There are many
grounds upon which to criticize the FCC’s newly-adopted privacy regulations. Among these: (1) it is doubtful the
Commission possesses the legal authority to adopt the far-reaching regulations it
has adopted; (2) given that the Internet service providers subject to the new
regulations do not uniquely possess subscriber information, the imposition of
more stringent regulations on them vis-à-vis edge providers is arbitrary and
capricious; and (3) the new regulations almost certainly will confuse
subscribers and, in the process, result in less information available to them
than they otherwise might demand.
Putting those grounds
aside, I want to focus briefly here on an aspect of the decision – the so-called
“pay for privacy” provisions – highlighted by Commissioner Michael O’Rielly in
his dissent. Here is what Commissioner O’Rielly said:
In addition, I was appalled to see a case-by-case approach imported to
review mislabeled “pay for privacy” offers.

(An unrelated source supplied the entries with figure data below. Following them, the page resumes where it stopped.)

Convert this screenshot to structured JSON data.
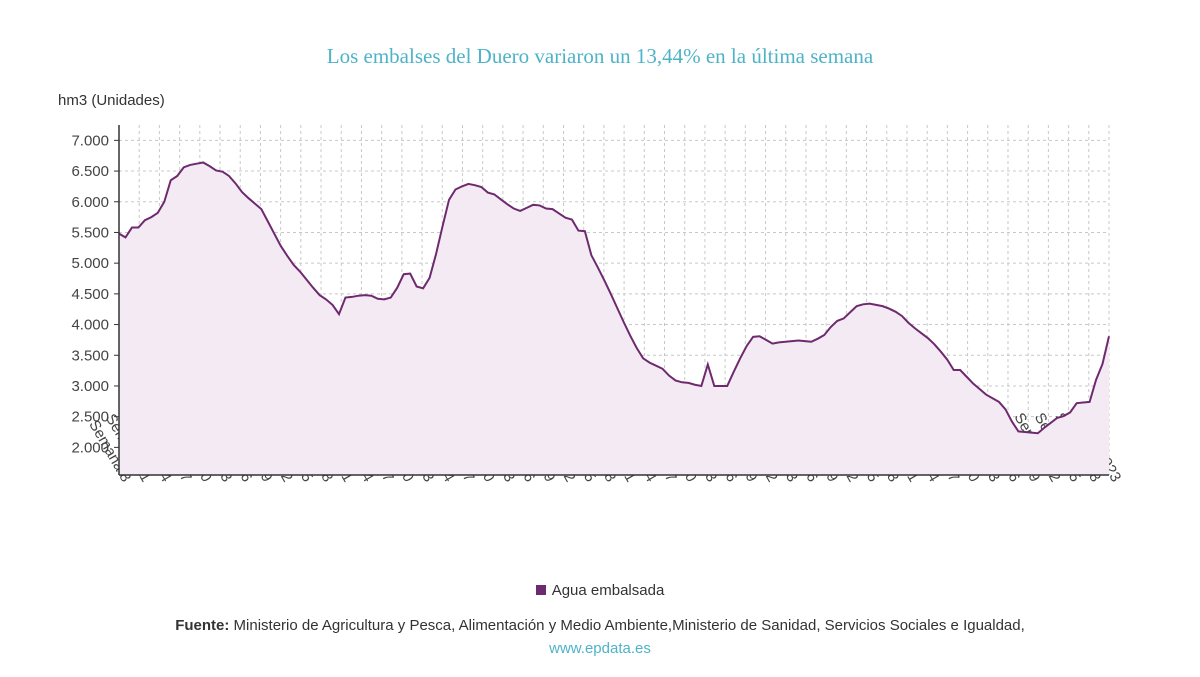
{
  "chart_data": {
    "type": "area",
    "title": "Los embalses del Duero variaron un 13,44% en la última semana",
    "ylabel": "hm3 (Unidades)",
    "xlabel": "",
    "ylim": [
      1550,
      7250
    ],
    "yticks": [
      2000,
      2500,
      3000,
      3500,
      4000,
      4500,
      5000,
      5500,
      6000,
      6500,
      7000
    ],
    "ytick_labels": [
      "2.000",
      "2.500",
      "3.000",
      "3.500",
      "4.000",
      "4.500",
      "5.000",
      "5.500",
      "6.000",
      "6.500",
      "7.000"
    ],
    "grid": true,
    "legend_position": "bottom",
    "x_labels": [
      "Semana 8",
      "Semana 11",
      "Semana 14",
      "Semana 17",
      "Semana 20",
      "Semana 23",
      "Semana 26",
      "Semana 29",
      "Semana 32",
      "Semana 35",
      "Semana 38",
      "Semana 41",
      "Semana 44",
      "Semana 47",
      "Semana 50",
      "Semana 53",
      "Semana 4",
      "Semana 7",
      "Semana 10",
      "Semana 13",
      "Semana 16",
      "Semana 19",
      "Semana 22",
      "Semana 25",
      "Semana 28",
      "Semana 31",
      "Semana 34",
      "Semana 37",
      "Semana 40",
      "Semana 43",
      "Semana 46",
      "Semana 49",
      "Semana 52",
      "Semana 3",
      "Semana 6",
      "Semana 9",
      "Semana 12",
      "Semana 15",
      "Semana 18",
      "Semana 21",
      "Semana 24",
      "Semana 27",
      "Semana 30",
      "Semana 33",
      "Semana 36",
      "Semana 39",
      "Semana 42",
      "Semana 45",
      "Semana 48",
      "2023"
    ],
    "series": [
      {
        "name": "Agua embalsada",
        "color": "#6e2a6e",
        "values": [
          5480,
          5420,
          5580,
          5580,
          5700,
          5750,
          5820,
          6000,
          6350,
          6420,
          6560,
          6600,
          6620,
          6640,
          6580,
          6510,
          6490,
          6420,
          6300,
          6160,
          6060,
          5970,
          5880,
          5680,
          5480,
          5280,
          5120,
          4970,
          4860,
          4730,
          4600,
          4480,
          4410,
          4320,
          4170,
          4440,
          4450,
          4470,
          4480,
          4470,
          4420,
          4410,
          4440,
          4600,
          4820,
          4830,
          4620,
          4590,
          4760,
          5150,
          5600,
          6030,
          6200,
          6250,
          6290,
          6270,
          6240,
          6150,
          6120,
          6040,
          5960,
          5890,
          5850,
          5900,
          5950,
          5940,
          5890,
          5880,
          5810,
          5740,
          5710,
          5530,
          5520,
          5130,
          4930,
          4720,
          4500,
          4270,
          4040,
          3820,
          3620,
          3450,
          3380,
          3330,
          3280,
          3170,
          3090,
          3060,
          3050,
          3020,
          3000,
          3350,
          3000,
          3000,
          3000,
          3230,
          3450,
          3650,
          3800,
          3810,
          3750,
          3690,
          3710,
          3720,
          3730,
          3740,
          3730,
          3720,
          3770,
          3830,
          3960,
          4060,
          4100,
          4200,
          4300,
          4330,
          4340,
          4320,
          4300,
          4260,
          4210,
          4140,
          4030,
          3940,
          3860,
          3780,
          3680,
          3560,
          3430,
          3260,
          3260,
          3150,
          3040,
          2950,
          2860,
          2800,
          2740,
          2620,
          2420,
          2260,
          2250,
          2240,
          2230,
          2320,
          2400,
          2480,
          2510,
          2570,
          2720,
          2730,
          2740,
          3100,
          3360,
          3810
        ]
      }
    ]
  },
  "legend": {
    "label": "Agua embalsada",
    "color": "#6e2a6e"
  },
  "footer": {
    "source_label": "Fuente:",
    "source_text": " Ministerio de Agricultura y Pesca, Alimentación y Medio Ambiente,Ministerio de Sanidad, Servicios Sociales e Igualdad,",
    "site": "www.epdata.es"
  }
}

These are consumer incentives offered every day in the real world and
now ISPs will need to obtain a blessing from an agency that has no privacy
experience. The result is that broadband providers will be reluctant to extend,
and may even forgo, valuable offers and discounts that consumers would want for
fear that they will fall into another zero-rating style abyss. From that experience, we know that the game
is perpetually on hold awaiting heavenly intervention, and some players have
just stopped playing. Trying that again
here in the privacy context does not make any sense, unless the real intention
is to effectively ban pay for privacy offers without actually saying so in an
attempt to avoid a legal challenge.
Commissioner
O’Rielly is responding to the part of the FCC’s order that says the agency
reserves the right to respond on “a case-by-case basis” to “financial incentive practices that are unjust,
unreasonable, unreasonably discriminatory, or contrary to Section 222.” [Para. 303].
There is
certainly a role for case-by-case adjudication in administering the
Communications Act and enforcing the Commission’s regulations. Indeed, I have
advocated the use of such case-by-case adjudication in the past if carried out properly
and in proper circumstances. But Commissioner O’Rielly’s concern about the
agency’s approach in this case deserves close attention. It is difficult to
discount his fear that any such “case-by-case” reviews “will fall into another
zero-rating style abyss.”
The FCC
initiated some form of informal inquiry into the zero-rating (free data) practices
of AT&T, T-Mobile, and Comcast in December 2015. Over the past year, there
have been non-public responses to inquiry letters from the Commission and
meetings between company representatives and agency officials. But, almost year
later, as far as the public knows, there has been no resolution of the
inquiries.
In other
words, the fate of the Internet service providers’ zero-rating plans remains in
regulatory La-La-Land, or what Commissioner O’Rielly refers to as the “abyss.”
Call it what you will, the price for this particular form of “case-by-case”
approach is regulatory uncertainty that unduly chills further innovation and
investment.
I’m not
suggesting that “regulatory uncertainty” can be eliminated entirely in a
regulatory regime. Of course not. But a proper regulatory regime should be
constructed and administered in a way that does not unnecessarily exacerbate
such uncertainty. This is especially so in dynamic markets characterized by the
emergence of new business models responsive to changing consumer demands.
In the
case of the FCC’s concerns about so-called “pay for privacy” offers, the agency
first should more clearly delineate the factors that it will consider in assessing
the lawfulness of offers and plans that contain financial incentives. Then, the
agency should require the filing of a formal complaint which addresses, with
particularity, the factors delineated by the Commission and which addresses the
claimed market failure and consumer harm allegedly caused by the practice at
issue. The complainant should bear the burden of proof in an on-the-record
evidentiary proceeding.
There is
a role for case-by-case adjudication in a proper administrative regime. But the
Commission’s apparent approach to assessing the lawfulness of zero-rating plans
is not such a regime. If that informal approach is what the Commission has in
mind with regard to assessing the lawfulness of financial incentive offers in
the privacy area, the price paid by consumers in lost innovation and the
unavailability of desired information will be far too high.